Providing less than operator for one element of a pair

What would be the most elegant way too fix the following code:

#include <vector>
#include <map>
#include <set>
using namespace std;

typedef map< int, int > row_t;
typedef vector< row_t > board_t;
typedef row_t::iterator area_t;

bool operator< ( area_t const& a, area_t const& b ) {
    return( a->first < b->first );
};

int main( int argc, char* argv[] )
{
    int row_num;
    area_t it;

    set< pair< int, area_t > > queue;
    queue.insert( make_pair( row_num, it ) ); // does not compile
};

One way to fix it is moving the definition of less< to namespace std (I know,  you are not supposed to do it.)

namespace std {
    bool operator< ( area_t const& a, area_t const& b ) {
        return( a->first < b->first );
    };
};

Another obvious solution is defining less than< for pair< int, area_t > but I'd 开发者_如何学JAVAlike to avoid that and be able to define the operator only for the one element of the pair where it is not defined.

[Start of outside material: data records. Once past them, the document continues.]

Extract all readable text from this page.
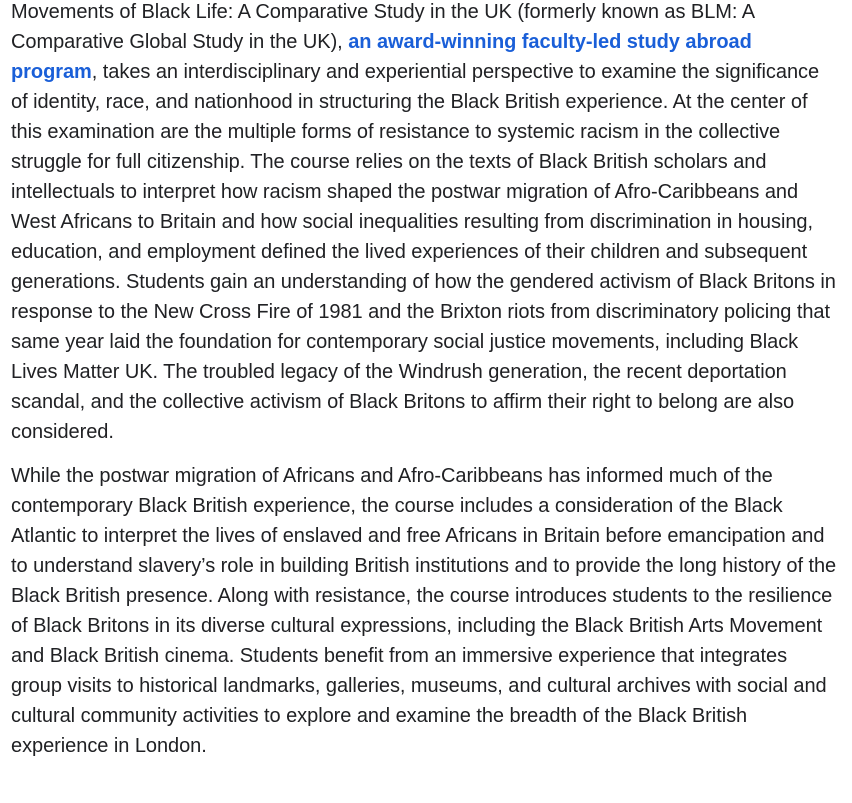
Movements of Black Life: A Comparative Study in the UK (formerly known as BLM: A Comparative Global Study in the UK), an award-winning faculty-led study abroad program, takes an interdisciplinary and experiential perspective to examine the significance of identity, race, and nationhood in structuring the Black British experience. At the center of this examination are the multiple forms of resistance to systemic racism in the collective struggle for full citizenship. The course relies on the texts of Black British scholars and intellectuals to interpret how racism shaped the postwar migration of Afro-Caribbeans and West Africans to Britain and how social inequalities resulting from discrimination in housing, education, and employment defined the lived experiences of their children and subsequent generations. Students gain an understanding of how the gendered activism of Black Britons in response to the New Cross Fire of 1981 and the Brixton riots from discriminatory policing that same year laid the foundation for contemporary social justice movements, including Black Lives Matter UK. The troubled legacy of the Windrush generation, the recent deportation scandal, and the collective activism of Black Britons to affirm their right to belong are also considered.

While the postwar migration of Africans and Afro-Caribbeans has informed much of the contemporary Black British experience, the course includes a consideration of the Black Atlantic to interpret the lives of enslaved and free Africans in Britain before emancipation and to understand slavery’s role in building British institutions and to provide the long history of the Black British presence. Along with resistance, the course introduces students to the resilience of Black Britons in its diverse cultural expressions, including the Black British Arts Movement and Black British cinema. Students benefit from an immersive experience that integrates group visits to historical landmarks, galleries, museums, and cultural archives with social and cultural community activities to explore and examine the breadth of the Black British experience in London.
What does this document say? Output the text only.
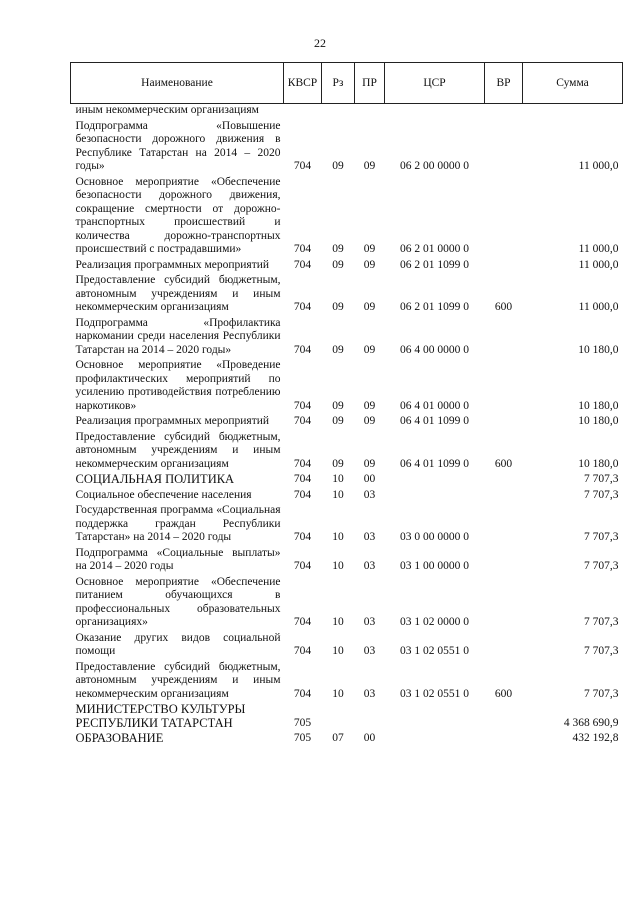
22
Наименование	КВСР	Рз	ПР	ЦСР	ВР	Сумма
иным некоммерческим организациям						
Подпрограмма «Повышение безопасности дорожного движения в Республике Татарстан на 2014 – 2020 годы»	704	09	09	06 2 00 0000 0		11 000,0
Основное мероприятие «Обеспечение безопасности дорожного движения, сокращение смертности от дорожно-транспортных происшествий и количества дорожно-транспортных происшествий с пострадавшими»	704	09	09	06 2 01 0000 0		11 000,0
Реализация программных мероприятий	704	09	09	06 2 01 1099 0		11 000,0
Предоставление субсидий бюджетным, автономным учреждениям и иным некоммерческим организациям	704	09	09	06 2 01 1099 0	600	11 000,0
Подпрограмма «Профилактика наркомании среди населения Республики Татарстан на 2014 – 2020 годы»	704	09	09	06 4 00 0000 0		10 180,0
Основное мероприятие «Проведение профилактических мероприятий по усилению противодействия потреблению наркотиков»	704	09	09	06 4 01 0000 0		10 180,0
Реализация программных мероприятий	704	09	09	06 4 01 1099 0		10 180,0
Предоставление субсидий бюджетным, автономным учреждениям и иным некоммерческим организациям	704	09	09	06 4 01 1099 0	600	10 180,0
СОЦИАЛЬНАЯ ПОЛИТИКА	704	10	00			7 707,3
Социальное обеспечение населения	704	10	03			7 707,3
Государственная программа «Социальная поддержка граждан Республики Татарстан» на 2014 – 2020 годы	704	10	03	03 0 00 0000 0		7 707,3
Подпрограмма «Социальные выплаты» на 2014 – 2020 годы	704	10	03	03 1 00 0000 0		7 707,3
Основное мероприятие «Обеспечение питанием обучающихся в профессиональных образовательных организациях»	704	10	03	03 1 02 0000 0		7 707,3
Оказание других видов социальной помощи	704	10	03	03 1 02 0551 0		7 707,3
Предоставление субсидий бюджетным, автономным учреждениям и иным некоммерческим организациям	704	10	03	03 1 02 0551 0	600	7 707,3
МИНИСТЕРСТВО КУЛЬТУРЫ РЕСПУБЛИКИ ТАТАРСТАН	705					4 368 690,9
ОБРАЗОВАНИЕ	705	07	00			432 192,8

When you are implementing a comparator that implements some specific and/or fairly exotic comparison approach, it is better to use a named function or a function object instead of hijacking the operator < for that purpose. I'd say that the natural way to compare a std::pair object would be to use lexicographical comparison. Since your comparison is not lexicographical, taking over operator < might not be a good idea. Better implement a comparator class

typedef pair< int, area_t > Pair; // give it a more meaningful name

struct CompareFirstThroughSecond {
  bool operator ()(const Pair& p1, const Pair& p2) const { 
    if (p1.first != p2.first) return p1.first < p2.first;
    return p1.second->first < p2.second->first;
  }
};

and use it with your container

std::set< Pair, CompareFirstThroughSecond > queue;  

(I hope I deciphered your intent from your original code correctly).

You can also implement the above operator () method as a template method, thus making it usable with all std::pair-based types with an iterator as a second member. It might not make mich sense though, since your comparison is "exotic" enough.